Sunday, April 14, 2024

Not Even Not Zen 349: Biomythography - Note 90: Strange Bedfellows, Part II

Strange Bedfellows, Part II

Next, the Pinko

"You're a commie, ain't you?" said an older boy.

We stood in the mulch next to the asphalt playground. It was the spring of 1972, or pretty close, and it was sunny and mild,a perfect noontime for games. At the end of our touch football scrimmage, I had said something as we walked off the blacktop. I don't remember what it was but it stopped him. So I stopped.

He poked me in the shoulder and I poked him back. He was the class bully, more or less, and we had fought a few times, though he had mostly given up on fights. (In retrospect, he was a pretty good kid, well behaved except for his perfect teasing skills. He was just big and smart. He was our best athlete at a time when it made him the leader on the playground.)

"Commie or pinko," he insisted. "If you're against war, you're a pinko. Against church, you're a commie."

I felt ashamed but also enlightened. At last, I understood what a pinko was, sort of. And I probably was one. And I was also everything else bad, I knew, although I always seemed to end up being those things without meaning to be.

In the 1960s and 1970s, what folks would shout at an atheist was most was, 'commie.' As a non-believer in elementary school, I got called that, plus 'red,' and 'pinko.' I'd heard those names before, starting years earlier, due to my voicing of support for civil rights. By the time I was nine, I was ready to accept I was some of the bad things, even though I didn't understand the terms. 'Pinko' in war and civil rights seemed to mean I was a sympathizer the idea of basic fairness. Other people were mad about it.

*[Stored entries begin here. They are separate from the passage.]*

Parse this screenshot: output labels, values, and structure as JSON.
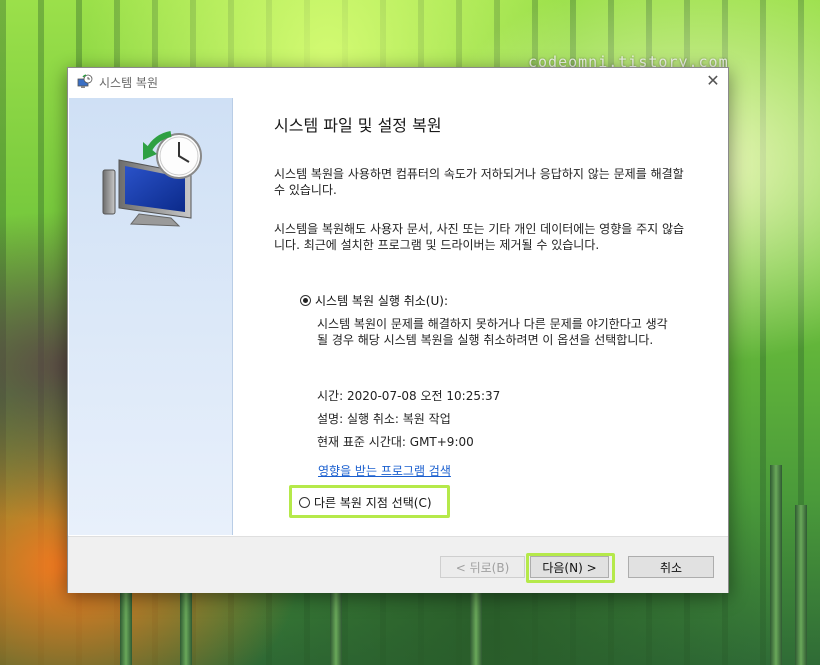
{
  "watermark": "codeomni.tistory.com",
  "dialog": {
    "title": "시스템 복원",
    "close_glyph": "✕"
  },
  "content": {
    "heading": "시스템 파일 및 설정 복원",
    "para1": "시스템 복원을 사용하면 컴퓨터의 속도가 저하되거나 응답하지 않는 문제를 해결할 수 있습니다.",
    "para2": "시스템을 복원해도 사용자 문서, 사진 또는 기타 개인 데이터에는 영향을 주지 않습니다. 최근에 설치한 프로그램 및 드라이버는 제거될 수 있습니다.",
    "undo_option": {
      "label": "시스템 복원 실행 취소(U):",
      "checked": true,
      "description": "시스템 복원이 문제를 해결하지 못하거나 다른 문제를 야기한다고 생각될 경우 해당 시스템 복원을 실행 취소하려면 이 옵션을 선택합니다.",
      "time": "시간: 2020-07-08 오전 10:25:37",
      "desc_line": "설명: 실행 취소: 복원 작업",
      "timezone": "현재 표준 시간대: GMT+9:00",
      "scan_link": "영향을 받는 프로그램 검색"
    },
    "other_option": {
      "label": "다른 복원 지점 선택(C)",
      "checked": false
    }
  },
  "footer": {
    "back_label": "< 뒤로(B)",
    "next_label": "다음(N) >",
    "cancel_label": "취소"
  },
  "colors": {
    "highlight": "#b5e94a",
    "link": "#1a5fcf",
    "side_panel": "#d6e5f7"
  },
  "icons": {
    "title": "system-restore-icon",
    "hero": "system-restore-monitor-clock-icon"
  }
}
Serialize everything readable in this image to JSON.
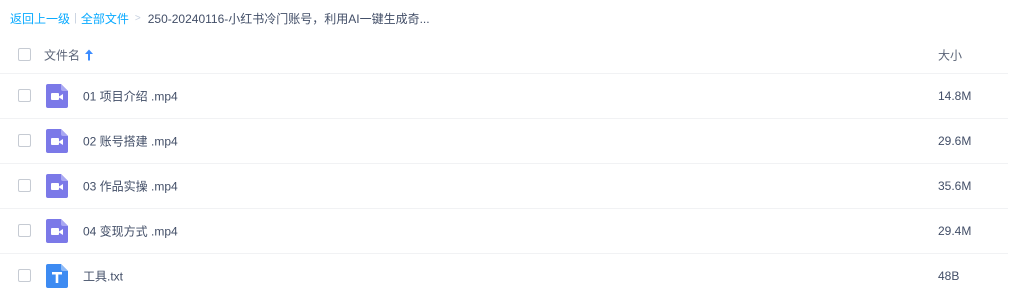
{
  "breadcrumb": {
    "back_label": "返回上一级",
    "separator": "|",
    "all_files_label": "全部文件",
    "arrow": ">",
    "current_folder": "250-20240116-小红书冷门账号，利用AI一键生成奇..."
  },
  "table": {
    "header": {
      "name_label": "文件名",
      "size_label": "大小",
      "sort_icon": "arrow-up-icon",
      "sort_color": "#3b8cff"
    },
    "rows": [
      {
        "name": "01 项目介绍 .mp4",
        "size": "14.8M",
        "icon": "video-file-icon"
      },
      {
        "name": "02 账号搭建 .mp4",
        "size": "29.6M",
        "icon": "video-file-icon"
      },
      {
        "name": "03 作品实操 .mp4",
        "size": "35.6M",
        "icon": "video-file-icon"
      },
      {
        "name": "04 变现方式 .mp4",
        "size": "29.4M",
        "icon": "video-file-icon"
      },
      {
        "name": "工具.txt",
        "size": "48B",
        "icon": "text-file-icon"
      }
    ]
  },
  "colors": {
    "link": "#09aaff",
    "video_icon": "#7b79e8",
    "text_icon": "#3d8bf2"
  }
}
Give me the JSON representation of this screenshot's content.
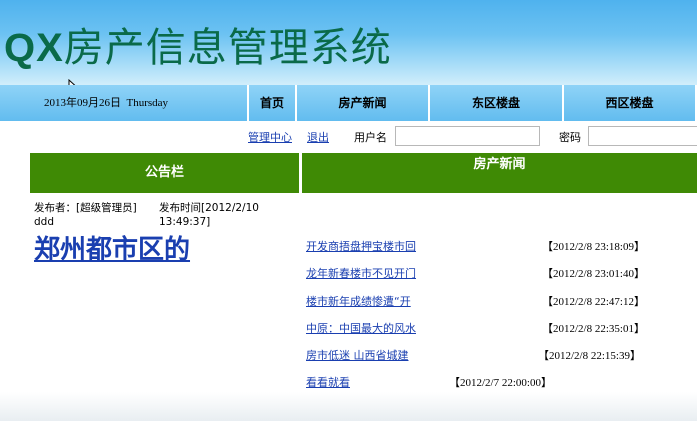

He shook his head at me and walked away in disgust.

#

I didn't comprehend the context, of course. I didn't understand the epithets. My friends and I used some of those phrases ourselves because adults did. The fact that some kids could use the terms accurately seemed weird. One boy, Stanley, knew what "fuck" meant when he was eight. Another, Mike, knew what a "pinko" was by the time he reached fourth grade. I didn't know the cultural history behind any of it. None of us did, really, even the boys who were fairly savvy.

It's not that we were completely ignorant - but mostly, yeah, we were.